GARZONI, Francesco
Nacque a Venezia, probabilmente nei primi mesi del 1378, da Giovanni di Bandino e da una nobildonna di nome Chiara. La data di nascita si ricava dal fatto che il G., eletto capo del sestiere di S. Polo nell'agosto 1403, non poté dimostrare di avere l'età minima prevista dalla legge, fissata a 25 anni; poiché il padre - un ricco mercante di origine lucchese - fu cooptato al Maggior Consiglio nel 1381, dopo la guerra di Chioggia, il G. ebbe la ventura di nascere cittadino e di morire patrizio, e fra i più stimati e autorevoli.
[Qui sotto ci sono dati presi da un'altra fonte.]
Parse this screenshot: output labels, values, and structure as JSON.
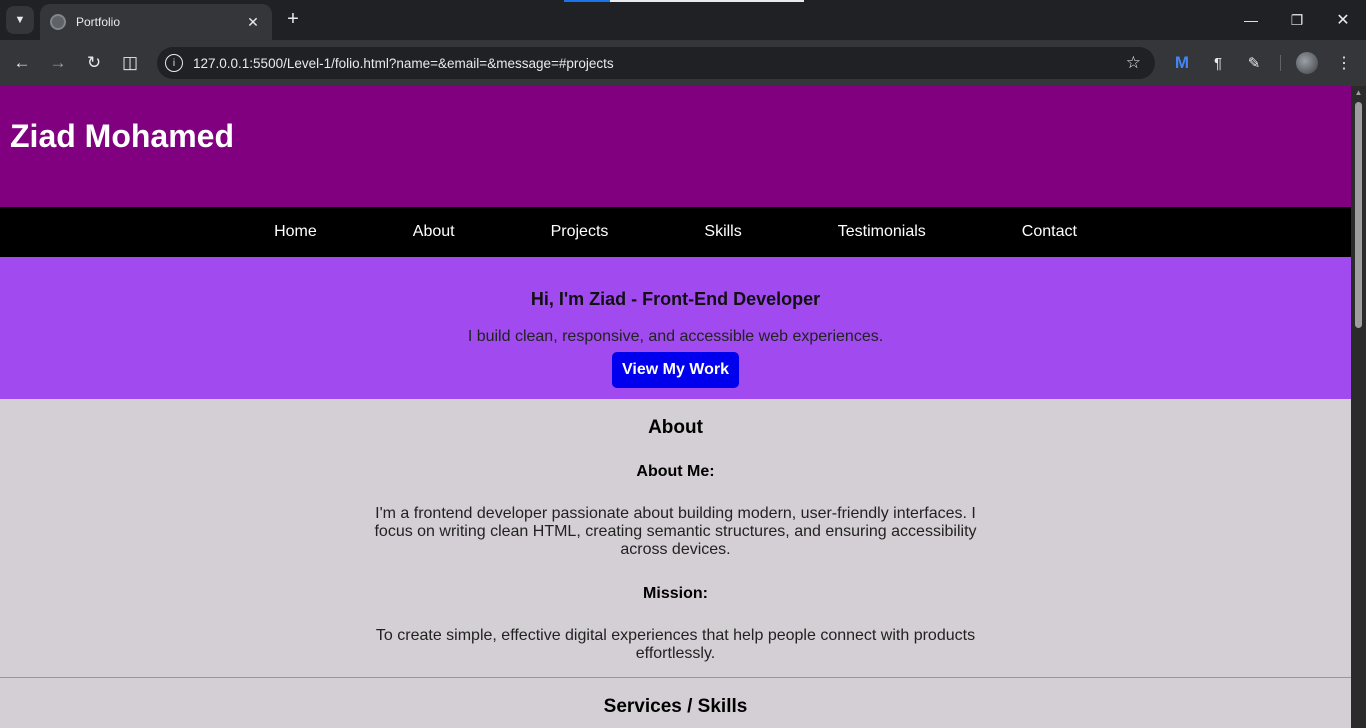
{
  "browser": {
    "tab_title": "Portfolio",
    "url": "127.0.0.1:5500/Level-1/folio.html?name=&email=&message=#projects",
    "icons": [
      "tab-search-icon",
      "favicon-icon",
      "close-icon",
      "plus-icon",
      "back-icon",
      "forward-icon",
      "reload-icon",
      "split-view-icon",
      "site-info-icon",
      "star-icon",
      "extension-m-icon",
      "extension-t-icon",
      "puzzle-icon",
      "profile-icon",
      "kebab-icon",
      "minimize-icon",
      "maximize-icon",
      "window-close-icon"
    ]
  },
  "site": {
    "name": "Ziad Mohamed",
    "nav": [
      "Home",
      "About",
      "Projects",
      "Skills",
      "Testimonials",
      "Contact"
    ],
    "hero": {
      "title": "Hi, I'm Ziad - Front-End Developer",
      "subtitle": "I build clean, responsive, and accessible web experiences.",
      "cta": "View My Work"
    },
    "about": {
      "heading": "About",
      "about_me_heading": "About Me:",
      "about_me_text": "I'm a frontend developer passionate about building modern, user-friendly interfaces. I focus on writing clean HTML, creating semantic structures, and ensuring accessibility across devices.",
      "mission_heading": "Mission:",
      "mission_text": "To create simple, effective digital experiences that help people connect with products effortlessly."
    },
    "services_heading": "Services / Skills"
  },
  "colors": {
    "header": "#800080",
    "nav": "#000000",
    "hero": "#a04aef",
    "cta": "#0000ee",
    "body": "#d4cfd4"
  }
}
Alla sua affermazione politica certo contribuirono due prestigiosi matrimoni contratti con altrettante nobildonne: nel 1400 con Elena Malipiero di Pietro di Michele, che gli diede Marco; poi nel 1407 con Bianca Foscarini di Francesco di Pietro, da cui ebbe Vincenzo e Marino, il futuro procuratore. La scomparsa dell'unico fratello, Bartolomeo, verificatasi nel 1408, costrinse però il G. a prendere su di sé tutta la gestione degli interessi mercantili della famiglia, che sappiamo cospicui; donde un ritardato inizio del cursus honorum: solo il 1° luglio 1419, infatti, egli risulta avere ricoperto una carica minore, quella di giudice di Petizion.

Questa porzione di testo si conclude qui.